O relevo de cuestas é identificado em diversas regiões do território nacional, sendo

encontrado sobre bordas de bacias sedimentares e caracterizado por grandes degraus

responsáveis pela separação entre os terrenos elevados dos planaltos e as regiões rebaixadas

das depressões periféricas (ROSS, 2009). A morfologia de cuestas contém duas feições

principais: o front, que corresponde à face íngreme responsável pelo desnível altimétrico

desse relevo, voltado para depressão, e o reverso, que corresponde à face suavemente

inclinada que se estende em direção ao planalto (TORRES, MARQUES NETO, MENEZES

2012).

A gênese do relevo de cuestas está relacionada com processos de erosão regressiva,

fazendo com que o front recue em direção ao reverso por processos de solapamento basal.

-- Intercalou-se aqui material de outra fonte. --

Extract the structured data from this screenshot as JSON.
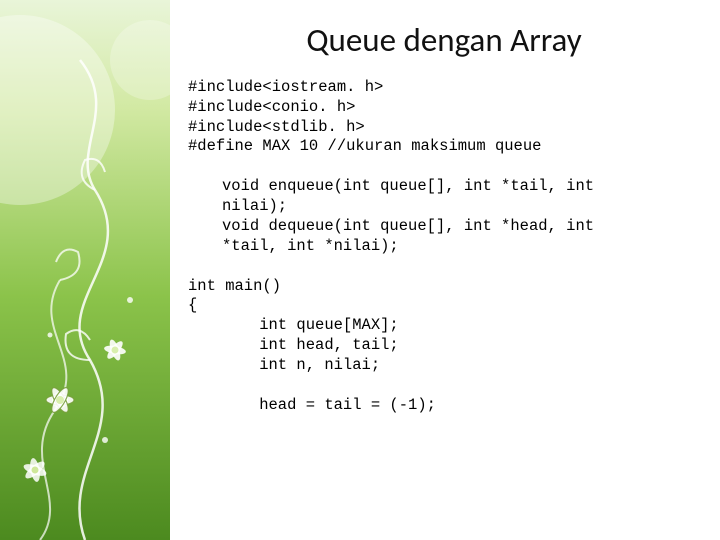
{
  "slide": {
    "title": "Queue dengan Array",
    "code": {
      "includes": "#include<iostream. h>\n#include<conio. h>\n#include<stdlib. h>\n#define MAX 10 //ukuran maksimum queue",
      "prototypes": "void enqueue(int queue[], int *tail, int\nnilai);\nvoid dequeue(int queue[], int *head, int\n*tail, int *nilai);",
      "main_sig": "int main()\n{",
      "main_body": "    int queue[MAX];\n    int head, tail;\n    int n, nilai;\n\n    head = tail = (-1);"
    }
  }
}
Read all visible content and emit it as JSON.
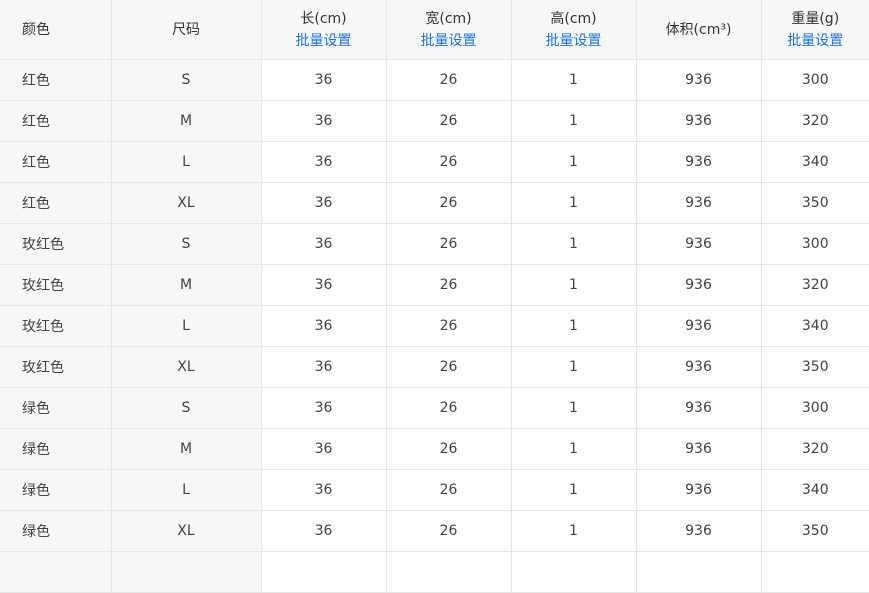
{
  "table": {
    "headers": {
      "color": "颜色",
      "size": "尺码",
      "length": "长(cm)",
      "width": "宽(cm)",
      "height": "高(cm)",
      "volume": "体积(cm³)",
      "weight": "重量(g)",
      "batch_label": "批量设置"
    },
    "rows": [
      {
        "color": "红色",
        "size": "S",
        "length": "36",
        "width": "26",
        "height": "1",
        "volume": "936",
        "weight": "300"
      },
      {
        "color": "红色",
        "size": "M",
        "length": "36",
        "width": "26",
        "height": "1",
        "volume": "936",
        "weight": "320"
      },
      {
        "color": "红色",
        "size": "L",
        "length": "36",
        "width": "26",
        "height": "1",
        "volume": "936",
        "weight": "340"
      },
      {
        "color": "红色",
        "size": "XL",
        "length": "36",
        "width": "26",
        "height": "1",
        "volume": "936",
        "weight": "350"
      },
      {
        "color": "玫红色",
        "size": "S",
        "length": "36",
        "width": "26",
        "height": "1",
        "volume": "936",
        "weight": "300"
      },
      {
        "color": "玫红色",
        "size": "M",
        "length": "36",
        "width": "26",
        "height": "1",
        "volume": "936",
        "weight": "320"
      },
      {
        "color": "玫红色",
        "size": "L",
        "length": "36",
        "width": "26",
        "height": "1",
        "volume": "936",
        "weight": "340"
      },
      {
        "color": "玫红色",
        "size": "XL",
        "length": "36",
        "width": "26",
        "height": "1",
        "volume": "936",
        "weight": "350"
      },
      {
        "color": "绿色",
        "size": "S",
        "length": "36",
        "width": "26",
        "height": "1",
        "volume": "936",
        "weight": "300"
      },
      {
        "color": "绿色",
        "size": "M",
        "length": "36",
        "width": "26",
        "height": "1",
        "volume": "936",
        "weight": "320"
      },
      {
        "color": "绿色",
        "size": "L",
        "length": "36",
        "width": "26",
        "height": "1",
        "volume": "936",
        "weight": "340"
      },
      {
        "color": "绿色",
        "size": "XL",
        "length": "36",
        "width": "26",
        "height": "1",
        "volume": "936",
        "weight": "350"
      }
    ]
  }
}
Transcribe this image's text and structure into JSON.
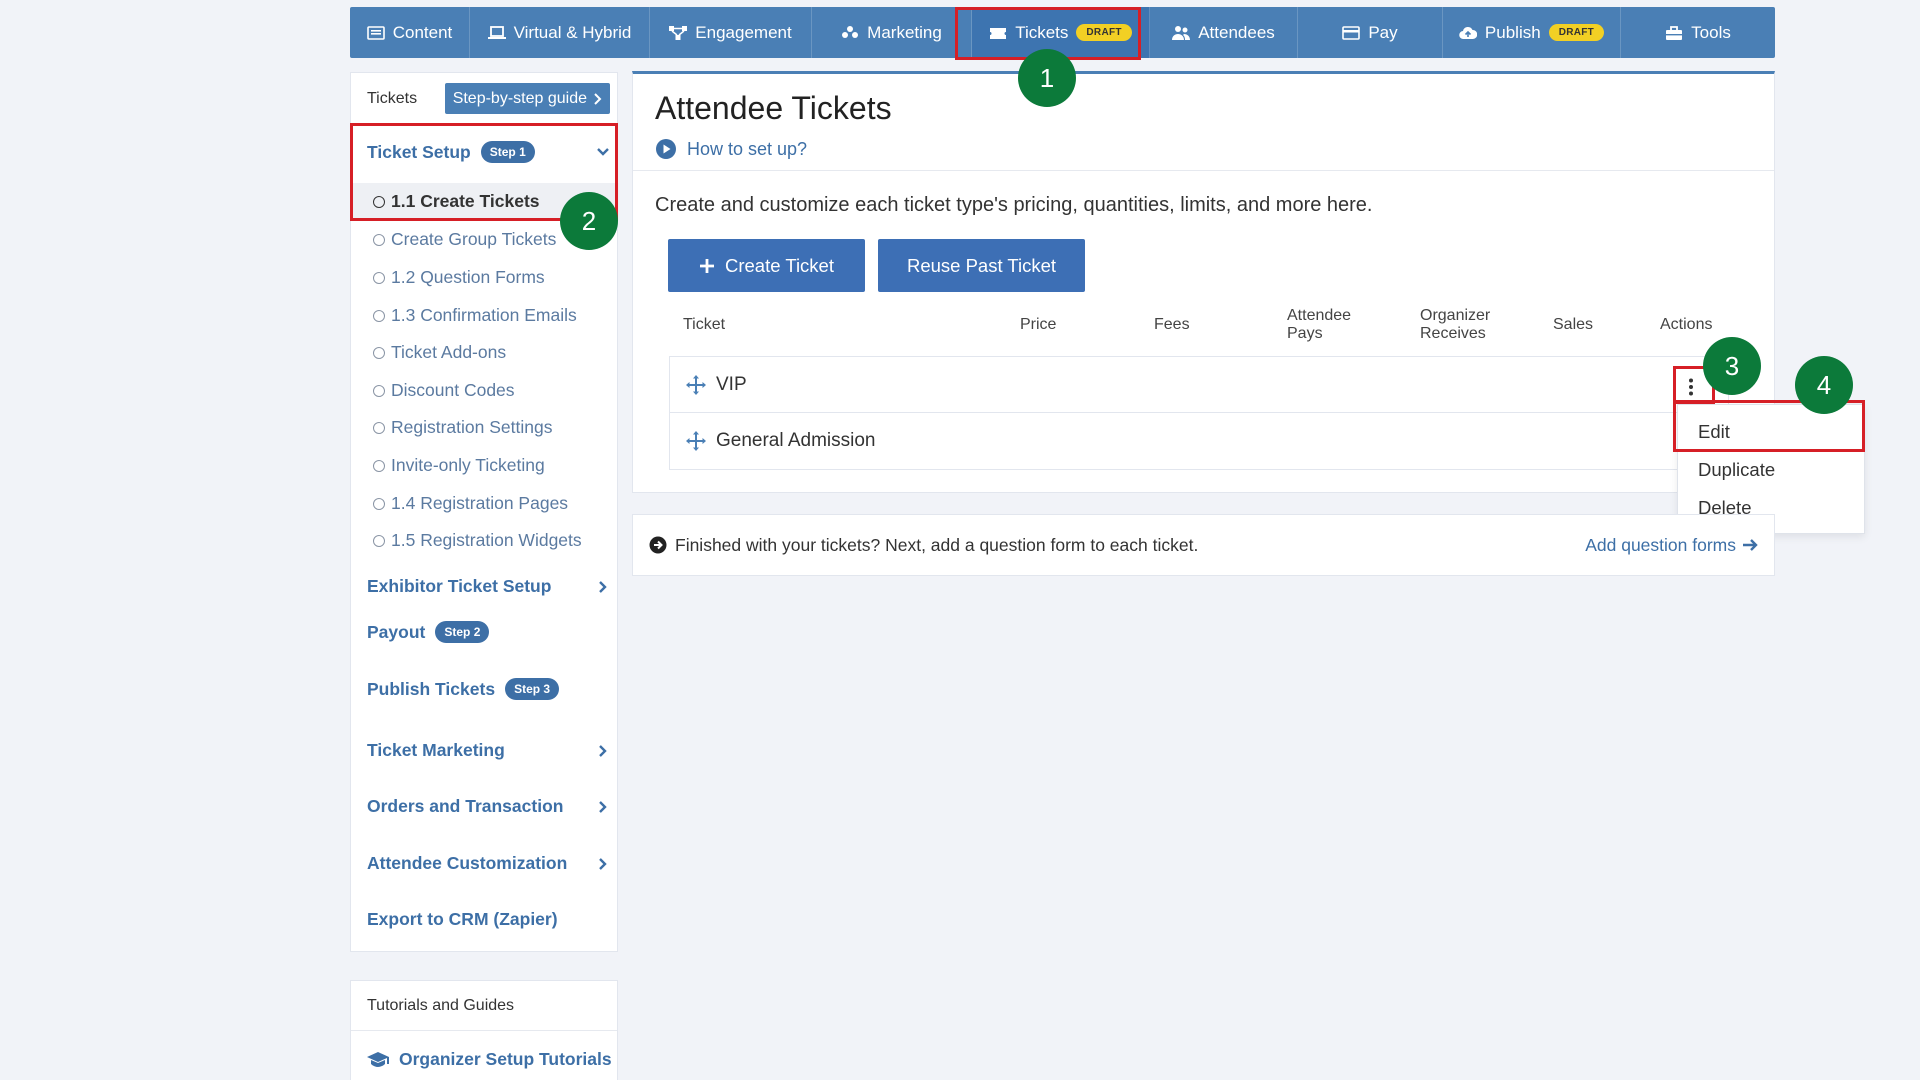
{
  "nav": [
    {
      "label": "Content",
      "icon": "content-icon",
      "badge": ""
    },
    {
      "label": "Virtual & Hybrid",
      "icon": "laptop-icon",
      "badge": ""
    },
    {
      "label": "Engagement",
      "icon": "network-icon",
      "badge": ""
    },
    {
      "label": "Marketing",
      "icon": "group-icon",
      "badge": ""
    },
    {
      "label": "Tickets",
      "icon": "ticket-icon",
      "badge": "DRAFT"
    },
    {
      "label": "Attendees",
      "icon": "users-icon",
      "badge": ""
    },
    {
      "label": "Pay",
      "icon": "card-icon",
      "badge": ""
    },
    {
      "label": "Publish",
      "icon": "cloud-upload-icon",
      "badge": "DRAFT"
    },
    {
      "label": "Tools",
      "icon": "toolbox-icon",
      "badge": ""
    }
  ],
  "sidebar": {
    "header_label": "Tickets",
    "guide_button": "Step-by-step guide",
    "ticket_setup": {
      "label": "Ticket Setup",
      "badge": "Step 1"
    },
    "items": [
      "1.1 Create Tickets",
      "Create Group Tickets",
      "1.2 Question Forms",
      "1.3 Confirmation Emails",
      "Ticket Add-ons",
      "Discount Codes",
      "Registration Settings",
      "Invite-only Ticketing",
      "1.4 Registration Pages",
      "1.5 Registration Widgets"
    ],
    "sections": [
      {
        "label": "Exhibitor Ticket Setup",
        "badge": ""
      },
      {
        "label": "Payout",
        "badge": "Step 2"
      },
      {
        "label": "Publish Tickets",
        "badge": "Step 3"
      },
      {
        "label": "Ticket Marketing",
        "badge": ""
      },
      {
        "label": "Orders and Transaction",
        "badge": ""
      },
      {
        "label": "Attendee Customization",
        "badge": ""
      },
      {
        "label": "Export to CRM (Zapier)",
        "badge": ""
      }
    ]
  },
  "tutorials": {
    "header": "Tutorials and Guides",
    "link": "Organizer Setup Tutorials"
  },
  "main": {
    "title": "Attendee Tickets",
    "how_to": "How to set up?",
    "description": "Create and customize each ticket type's pricing, quantities, limits, and more here.",
    "create_button": "Create Ticket",
    "reuse_button": "Reuse Past Ticket",
    "columns": [
      "Ticket",
      "Price",
      "Fees",
      "Attendee Pays",
      "Organizer Receives",
      "Sales",
      "Actions"
    ],
    "tickets": [
      "VIP",
      "General Admission"
    ]
  },
  "dropdown": [
    "Edit",
    "Duplicate",
    "Delete"
  ],
  "next": {
    "text": "Finished with your tickets? Next, add a question form to each ticket.",
    "link": "Add question forms"
  },
  "markers": [
    "1",
    "2",
    "3",
    "4"
  ],
  "colors": {
    "nav": "#4a7fb5",
    "accent": "#3d6fa6",
    "button": "#3d6fb5",
    "draft": "#f2d024",
    "highlight": "#d61f26",
    "marker": "#0c7a3a"
  }
}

Dessa forma, o sistema de cuestas conta com uma dinâmica ativa, o que caracteriza essas

regiões como áreas de instabilidade e intensa atividade erosiva (PENTEADO, 1983). Em

meio a esse processo, a drenagem é um agente de grande importância que comanda os

processos erosivos sobre a cuesta e, por isso, o sistema de drenagem regional, e sua

conservação, estão intimamente ligados à dinâmica desses terrenos. Dessa forma, a

instabilidade dos terrenos no relevo cuestiforme é fator de risco aos recursos ambientais da

região, como a vegetação e a biodiversidade, a integridade do solo e, principalmente, o

sistema hídrico.

Stefanuto e Lupinacci (2019) relacionam processos erosivos com os padrões de uso e

ocupação do solo em relevos cuestiformes na região de Analândia (SP). De acordo com os

autores, o uso agrícola e de pastagens favorecem a instalação de processos erosivos sobre o

front, levando à degradação dessa forma de relevo. Assim, verifica-se a necessidade de uma

regulação adequada dos padrões de uso e ocupação da terra sobre essas regiões, com fins

conservacionistas.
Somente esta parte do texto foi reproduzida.